Long time lurker, first time poster here at the Garritan Forum! Well, I finally got GPO and it is amazing what Gary and all have packed (and I mean packed) into this great sample set! I do have a question though and I\'m pretty sure it\'s my fault since the online demos are outstanding!
I\'m just setting up some templates in Cubase SX 2.0 and some presets in GPO, like having a string set, etc. While I\'ve been blown away by the quality of the solo instruments, my issue is with the string sets.
In both the dry and wet samples there seems to be bad tuning on the Lush strings viola, violin 1 and 2 sets. It almost sounds like there\'s modulation going on (and I would think that right away if the mod wheel didn\'t control volume - and the Kontakt player is set correctly) While, I realize in sections, you get the richness from instruments that aren\'t in perfect pitched tune, the lush samples sound pretty bad when mixed with other strings. It sounds like there\'s a really flat player in there and quite noticeable.
So, what am I doing wrong? I know it\'s me! [img]/ubbthreads/images/graemlins/laugh.gif[/img] Everything else seems so perfect, there must be something I\'m not catching here. BTW, I tried the strings out of Cubase with the GPO stand-alone player with the same results.
Thanks for the response. Yeah, that\'s me in an old press photo. And, I don\'t think I\'ll be on \"Saved by the Bell\" or \"NYPD Blue\" anytime soon! [img]/ubbthreads/images/graemlins/smile.gif[/img]
This forum is definitely a major reason for purchasing GPO. While the demos and the product, itself, are great, the sense of community around GPO os a major selling factor. It almost has an open-source project feel with everyone helping everyone out in the hopes of making GPO even better! Having Gary and the other developers on this board is a big plus too!
The Lush strings are not really intended to be mixed with the other string choices. I suspect that you are reacting to the very strong vibratos contained in these composite samples. Gary wished to include these to give users a distinctly different choice in string section sustain sound. I would suggest confining yourself to the other section string choices if you find the heavy vibratos of the Lush patches disturbing. Layering solo strings with the standard sections strings can give you a more flexible way to increase the intensity of vibrato in the sections strings. Intensity can be controlled by the ratio of solo to section strings (and the ratio can be dynamically varied during a passage, if you wish).
I will try the other sections instead. My main goal with the strings in GPO is not to use them in a traditional classical way. Most of my songs are Elton John-esque and the strings will be used in a straight-forward \"pad\" manner, almost as in \"Sorry Seems to be the Hardest Word\".
I think I need to study more of the demos and separate myself from the \"pad\" mentality and really try to build sections as you suggested versus playing chord layers as I\'m used to. I immediately jumped to the Lush strings since they seemed to have the most sustain to them. I have a feeling with the \"shorter\" sustained string sections I\'ll just need to be more creative with my parts - which is a good thing!

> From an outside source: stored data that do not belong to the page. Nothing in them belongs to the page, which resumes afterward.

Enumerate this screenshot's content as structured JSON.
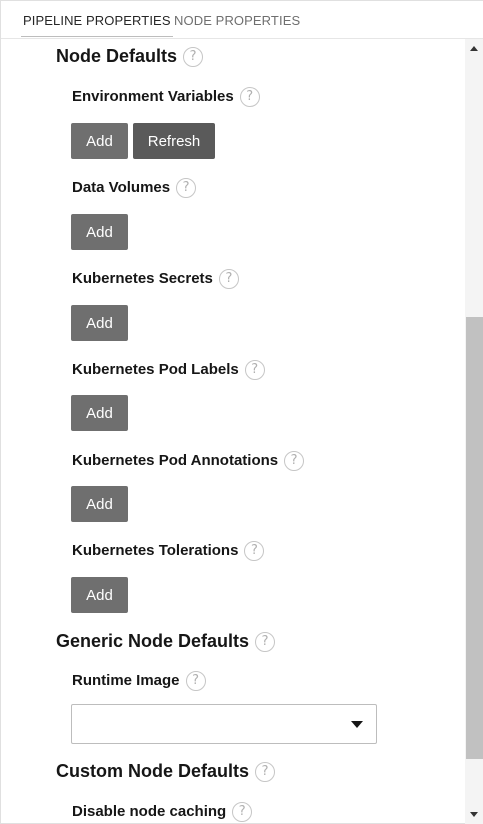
{
  "tabs": {
    "pipeline_properties": "PIPELINE PROPERTIES",
    "node_properties": "NODE PROPERTIES",
    "active": "pipeline_properties"
  },
  "sections": {
    "node_defaults": {
      "title": "Node Defaults",
      "environment_variables": {
        "label": "Environment Variables",
        "add": "Add",
        "refresh": "Refresh"
      },
      "data_volumes": {
        "label": "Data Volumes",
        "add": "Add"
      },
      "kubernetes_secrets": {
        "label": "Kubernetes Secrets",
        "add": "Add"
      },
      "kubernetes_pod_labels": {
        "label": "Kubernetes Pod Labels",
        "add": "Add"
      },
      "kubernetes_pod_annotations": {
        "label": "Kubernetes Pod Annotations",
        "add": "Add"
      },
      "kubernetes_tolerations": {
        "label": "Kubernetes Tolerations",
        "add": "Add"
      }
    },
    "generic_node_defaults": {
      "title": "Generic Node Defaults",
      "runtime_image": {
        "label": "Runtime Image",
        "value": ""
      }
    },
    "custom_node_defaults": {
      "title": "Custom Node Defaults",
      "disable_node_caching": {
        "label": "Disable node caching"
      }
    }
  },
  "help_glyph": "?",
  "icons": {
    "help": "help-icon",
    "dropdown": "chevron-down-icon",
    "scroll_up": "scroll-up-icon",
    "scroll_down": "scroll-down-icon"
  },
  "colors": {
    "button_bg": "#6f6f6f",
    "button_bg_dark": "#5a5a5a",
    "button_text": "#ffffff",
    "heading_text": "#161616",
    "tab_inactive": "#6f6f6f",
    "scrollbar_thumb": "#c1c1c1"
  }
}
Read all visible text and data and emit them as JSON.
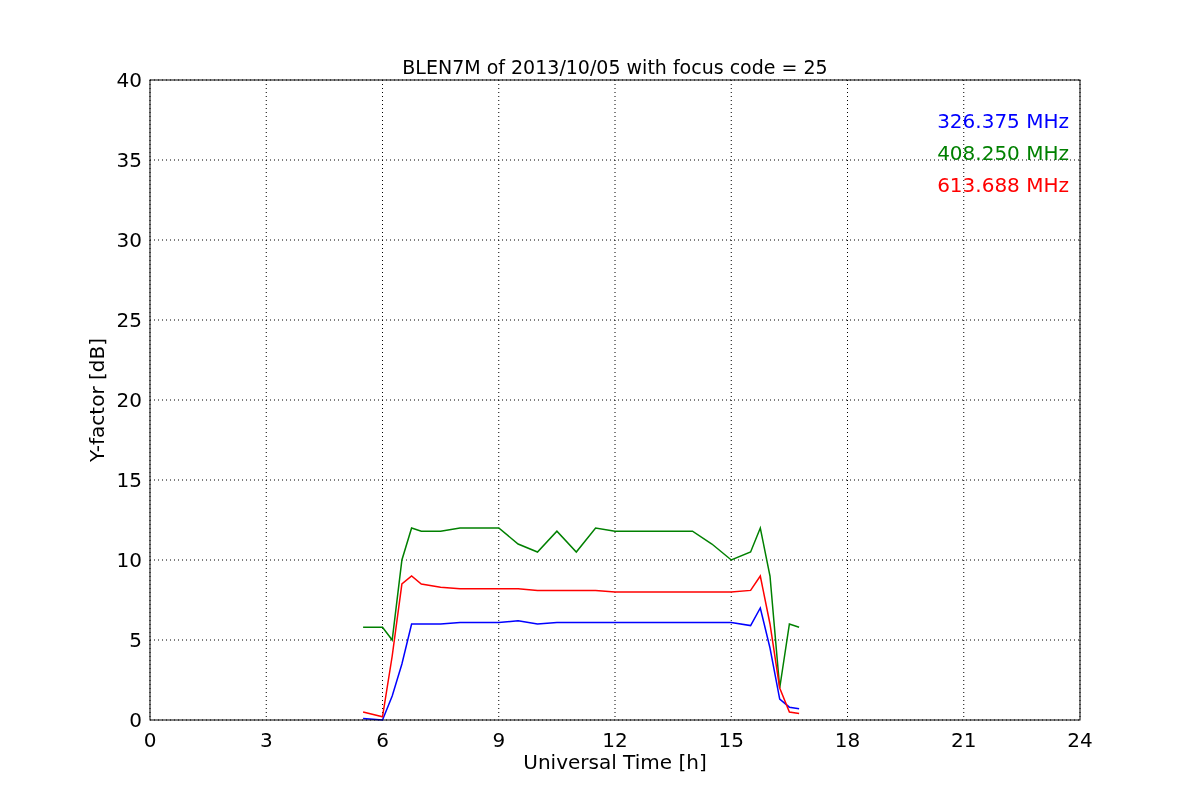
{
  "chart_data": {
    "type": "line",
    "title": "BLEN7M of 2013/10/05 with focus code = 25",
    "xlabel": "Universal Time [h]",
    "ylabel": "Y-factor [dB]",
    "x": [
      5.5,
      6,
      6.25,
      6.5,
      6.75,
      7,
      7.5,
      8,
      8.5,
      9,
      9.5,
      10,
      10.5,
      11,
      11.5,
      12,
      12.5,
      13,
      13.5,
      14,
      14.5,
      15,
      15.5,
      15.75,
      16,
      16.25,
      16.5,
      16.75
    ],
    "series": [
      {
        "name": "326.375 MHz",
        "color": "#0000ff",
        "values": [
          0.1,
          0.0,
          1.5,
          3.5,
          6,
          6,
          6,
          6.1,
          6.1,
          6.1,
          6.2,
          6,
          6.1,
          6.1,
          6.1,
          6.1,
          6.1,
          6.1,
          6.1,
          6.1,
          6.1,
          6.1,
          5.9,
          7,
          4.5,
          1.3,
          0.8,
          0.7
        ]
      },
      {
        "name": "408.250 MHz",
        "color": "#008000",
        "values": [
          5.8,
          5.8,
          5,
          10,
          12,
          11.8,
          11.8,
          12,
          12,
          12,
          11,
          10.5,
          11.8,
          10.5,
          12,
          11.8,
          11.8,
          11.8,
          11.8,
          11.8,
          11,
          10,
          10.5,
          12,
          9,
          2,
          6,
          5.8
        ]
      },
      {
        "name": "613.688 MHz",
        "color": "#ff0000",
        "values": [
          0.5,
          0.2,
          4,
          8.5,
          9,
          8.5,
          8.3,
          8.2,
          8.2,
          8.2,
          8.2,
          8.1,
          8.1,
          8.1,
          8.1,
          8,
          8,
          8,
          8,
          8,
          8,
          8,
          8.1,
          9,
          6,
          2,
          0.5,
          0.4
        ]
      }
    ],
    "xlim": [
      0,
      24
    ],
    "ylim": [
      0,
      40
    ],
    "xticks": [
      0,
      3,
      6,
      9,
      12,
      15,
      18,
      21,
      24
    ],
    "yticks": [
      0,
      5,
      10,
      15,
      20,
      25,
      30,
      35,
      40
    ],
    "grid": true
  }
}
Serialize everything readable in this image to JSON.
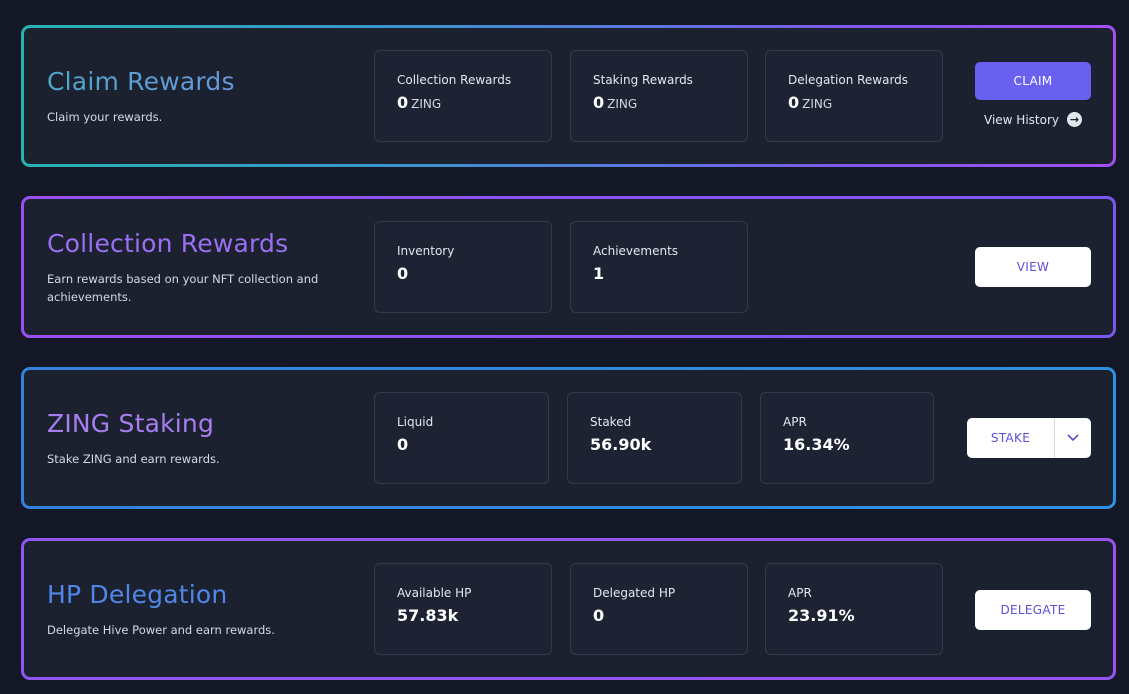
{
  "claim_card": {
    "title": "Claim Rewards",
    "description": "Claim your rewards.",
    "stats": [
      {
        "label": "Collection Rewards",
        "value": "0",
        "unit": "ZING"
      },
      {
        "label": "Staking Rewards",
        "value": "0",
        "unit": "ZING"
      },
      {
        "label": "Delegation Rewards",
        "value": "0",
        "unit": "ZING"
      }
    ],
    "button_label": "CLAIM",
    "history_link": "View History",
    "history_icon": "arrow-right-circle-icon"
  },
  "collection_card": {
    "title": "Collection Rewards",
    "description": "Earn rewards based on your NFT collection and achievements.",
    "stats": [
      {
        "label": "Inventory",
        "value": "0"
      },
      {
        "label": "Achievements",
        "value": "1"
      }
    ],
    "button_label": "VIEW"
  },
  "staking_card": {
    "title": "ZING Staking",
    "description": "Stake ZING and earn rewards.",
    "stats": [
      {
        "label": "Liquid",
        "value": "0"
      },
      {
        "label": "Staked",
        "value": "56.90k"
      },
      {
        "label": "APR",
        "value": "16.34%"
      }
    ],
    "button_label": "STAKE",
    "dropdown_icon": "chevron-down-icon"
  },
  "hp_card": {
    "title": "HP Delegation",
    "description": "Delegate Hive Power and earn rewards.",
    "stats": [
      {
        "label": "Available HP",
        "value": "57.83k"
      },
      {
        "label": "Delegated HP",
        "value": "0"
      },
      {
        "label": "APR",
        "value": "23.91%"
      }
    ],
    "button_label": "DELEGATE"
  },
  "colors": {
    "background": "#141826",
    "card": "#1c2130",
    "accent_button": "#6a60f0",
    "button_text": "#5b4fd8"
  }
}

“I immediately jumped to the Lush strings since they seemed to have the most sustain to them. I have a feeling with the \"shorter\" sustained string sections I\'ll just need to be more creative with my parts - which is a good thing!”
If I read your post right I think you have misunderstood one of the naming conventions. The Sustain-Short instruments aren’t shorter than the Lush strings – they are both looped for unlimited sustain. The “Short” in the name refers to the fact that these patches have short bow samples layered with the sustain samples so that the user can play long or short bows from the same patch – no need to load in separate articulations. Higher velocities make the layered short bow attacks more audible so: Higher velocities with short note lengths give you short bows, higher velocities with long note lengths give you accented sustains, and lower velocities with long note lengths give you sustains with gentle attacks. Add to this the sustain pedal legato feature and you have a single patch that can supply a number of necessary articulations in one self-contained instrument.

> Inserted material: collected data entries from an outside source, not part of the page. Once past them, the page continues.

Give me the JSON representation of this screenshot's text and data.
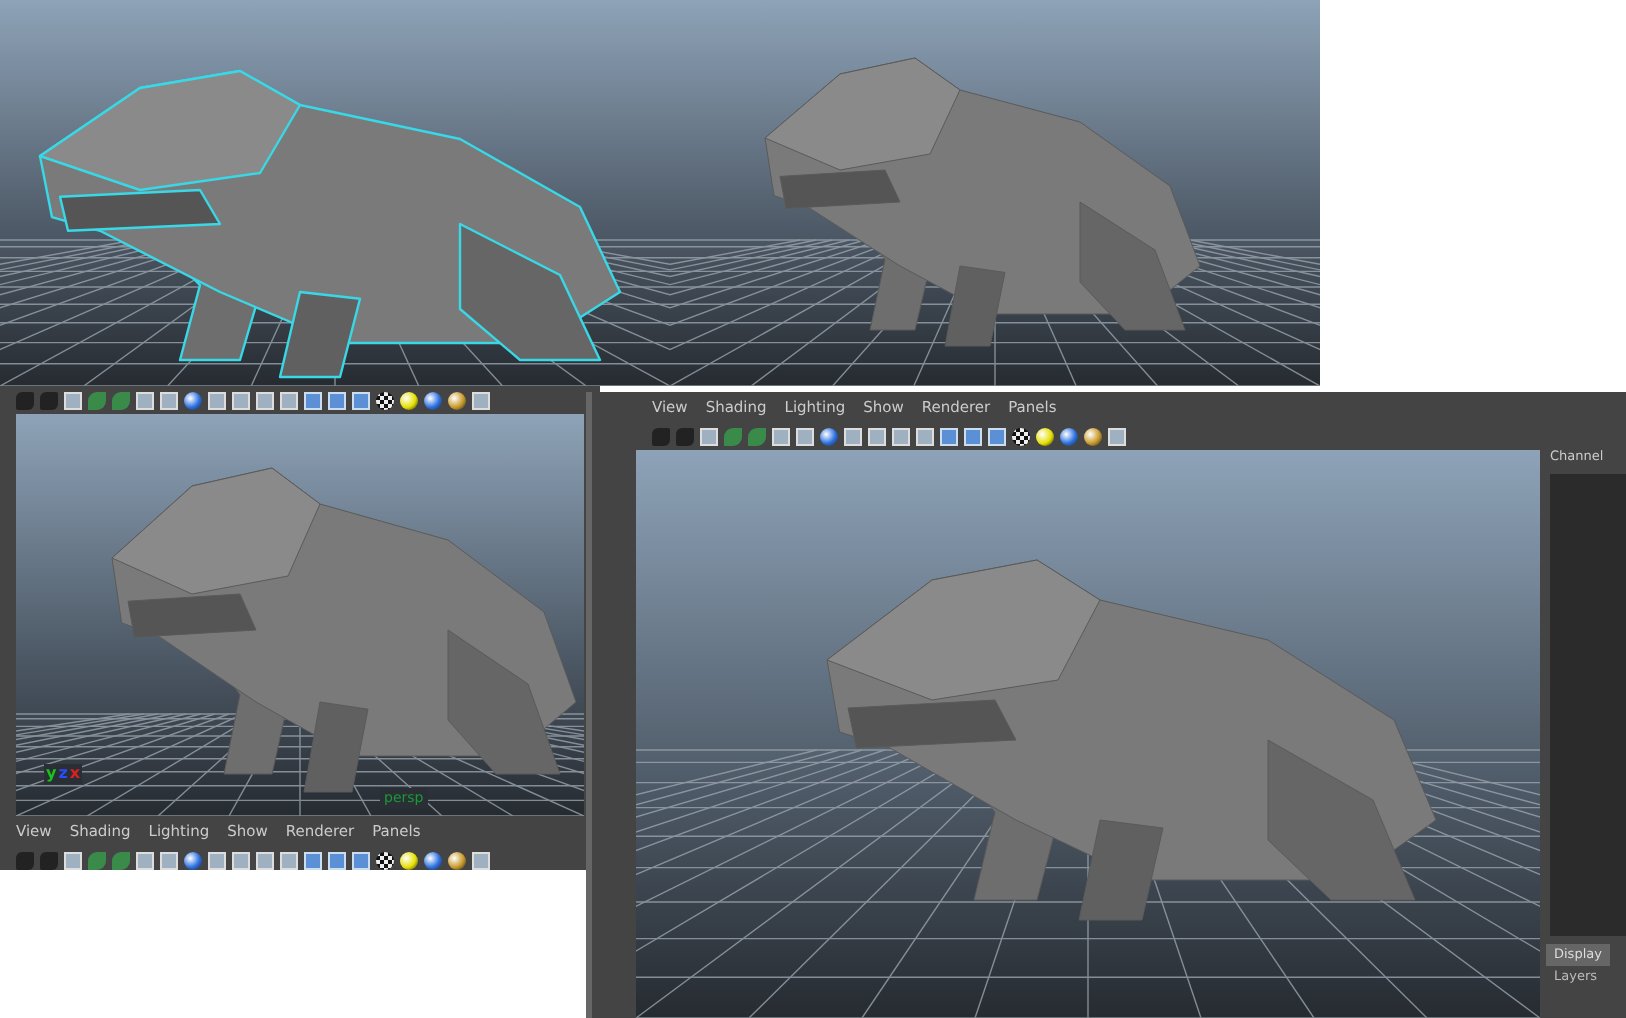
{
  "renders": [
    {
      "kind": "wireframe"
    },
    {
      "kind": "shaded"
    }
  ],
  "left_viewport": {
    "camera_label": "persp",
    "axis_labels": [
      {
        "text": "y",
        "color": "#19c419"
      },
      {
        "text": "z",
        "color": "#2a4cff"
      },
      {
        "text": "x",
        "color": "#e02020"
      }
    ],
    "menu": [
      "View",
      "Shading",
      "Lighting",
      "Show",
      "Renderer",
      "Panels"
    ]
  },
  "right_viewport": {
    "menu": [
      "View",
      "Shading",
      "Lighting",
      "Show",
      "Renderer",
      "Panels"
    ]
  },
  "channel_box": {
    "title": "Channel",
    "tabs": [
      {
        "label": "Display",
        "selected": true
      },
      {
        "label": "Layers",
        "selected": false
      }
    ]
  }
}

While we\'re on this subject could you explain if it\'s necessary to alter the velocity during the note to get a realistic short bow?
IOW, if I\'m adding velocity info after the fact (painting it in in Sonar, for example) can I just bump up the velocity for a section by setting it to some high number overall and get short bows for the quick notes, or do you need to have the velocity start low, rapidly rise and then taper off during the note (the kind of thing that would occur if you pressed hard on a velocity sensitive keyboard -- it wouldn\'t immediately start high but start at zero and go high and then go back down. Am I making myself clear here?)
Velocity applies to the initial note \"on\" only. It\'s a single event per note and is intrinsically tied to the note. If you strike a velocity sensitive keyboard hard the velocity data does not \"build\" as the note proceeds - it\'s a single event (in this case a high velocity value) at the beginning of the note. Sonar is smart enough to know this so when you \"paint\" velocity values only one per note will appear. As with all MIDI data it can be altered after the fact. This doesn\'t mean you can\'t shape things if you want to, it\'s just that shaping of volume is done with mod wheel data (cc#1).